Proposal to make the unicode list more transparent! (Sender: Jens

From: Doug Ewell (dewell@compuserve.com)
Date: Wed Jul 12 2000 - 09:53:20 EDT


Jens Siebert <jes@stardivision.de> wrote:

> However, because of the tremendous amount of mails
> I would like to suggest splitting the list into
> various lists, divided by main-topics.
>
> These could be sorted by „groups of languages“,
> such as CJK(+V) and other groups.
> Another sector could be „technical issues“, such
> as encoding-related mails, statements about
> programm-code source-samples etc. !

I cannot speak for the list adminstrators, but I am on about four
mailing lists, and almost every list gets a request like this from time
to time. It seems at first glance to be a worthy goal.

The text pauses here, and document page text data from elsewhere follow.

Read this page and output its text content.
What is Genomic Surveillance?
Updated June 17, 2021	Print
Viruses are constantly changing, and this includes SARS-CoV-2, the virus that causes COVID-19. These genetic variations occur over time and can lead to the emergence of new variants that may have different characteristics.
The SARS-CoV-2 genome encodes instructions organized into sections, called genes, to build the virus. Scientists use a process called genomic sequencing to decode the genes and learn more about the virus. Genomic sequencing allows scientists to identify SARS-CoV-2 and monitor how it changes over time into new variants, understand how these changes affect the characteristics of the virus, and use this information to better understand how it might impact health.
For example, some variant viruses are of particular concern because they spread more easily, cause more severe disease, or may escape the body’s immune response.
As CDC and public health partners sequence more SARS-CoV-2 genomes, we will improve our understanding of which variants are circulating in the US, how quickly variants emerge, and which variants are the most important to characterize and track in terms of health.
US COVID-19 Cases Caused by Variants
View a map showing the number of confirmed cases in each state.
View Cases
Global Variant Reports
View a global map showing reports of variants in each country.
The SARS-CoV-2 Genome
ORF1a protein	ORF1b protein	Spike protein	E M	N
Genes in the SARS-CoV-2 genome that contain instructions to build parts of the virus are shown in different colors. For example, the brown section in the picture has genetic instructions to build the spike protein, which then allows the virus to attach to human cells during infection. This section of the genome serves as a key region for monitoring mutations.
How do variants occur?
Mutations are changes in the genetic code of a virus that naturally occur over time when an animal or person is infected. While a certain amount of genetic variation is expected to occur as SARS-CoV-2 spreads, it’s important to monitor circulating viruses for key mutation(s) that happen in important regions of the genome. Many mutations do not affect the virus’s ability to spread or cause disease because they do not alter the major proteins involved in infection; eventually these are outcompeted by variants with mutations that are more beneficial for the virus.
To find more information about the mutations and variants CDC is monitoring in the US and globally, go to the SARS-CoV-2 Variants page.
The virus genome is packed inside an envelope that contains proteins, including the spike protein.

The problem is that topics and people naturally stray, and what starts
as a discussion about one Unicode-related topic ends up being about a
totally different one, or even something completely unrelated to
Unicode. Recently a discussion about how Japanese furigana should be
encoded in Unicode mutated into a discussion about the history of
control codes. This is called "topic drift," and it is not necessarily
bad, but it is usually difficult to control and would be much more so
if there were separate lists for CJK issues, Arabic issues, font issues,
technology (fonts/browsers/terminals), etc.

There is already a separate list called "unicore" where members discuss
proposals for new characters and scripts and other nuts-and-bolts
issues. (BTW, how can I join that list? Is it for Unicode members
only?)

> I put this idea here, because personally I only
> read unicode-list-mails related to CJK and technical
> issues. I believe many of you may face the same
> problem, and would like to receive only certain mails
> related to specialized topics.

The best solution is to scan the "Subject" line of messages and to use
your "delete" button on messages you don't care about. I know this
sounds flippant every time someone says it, but experience shows it is
really the best way. We can help by changing the "Subject" line of a
thread to reflect that the underlying topic has changed.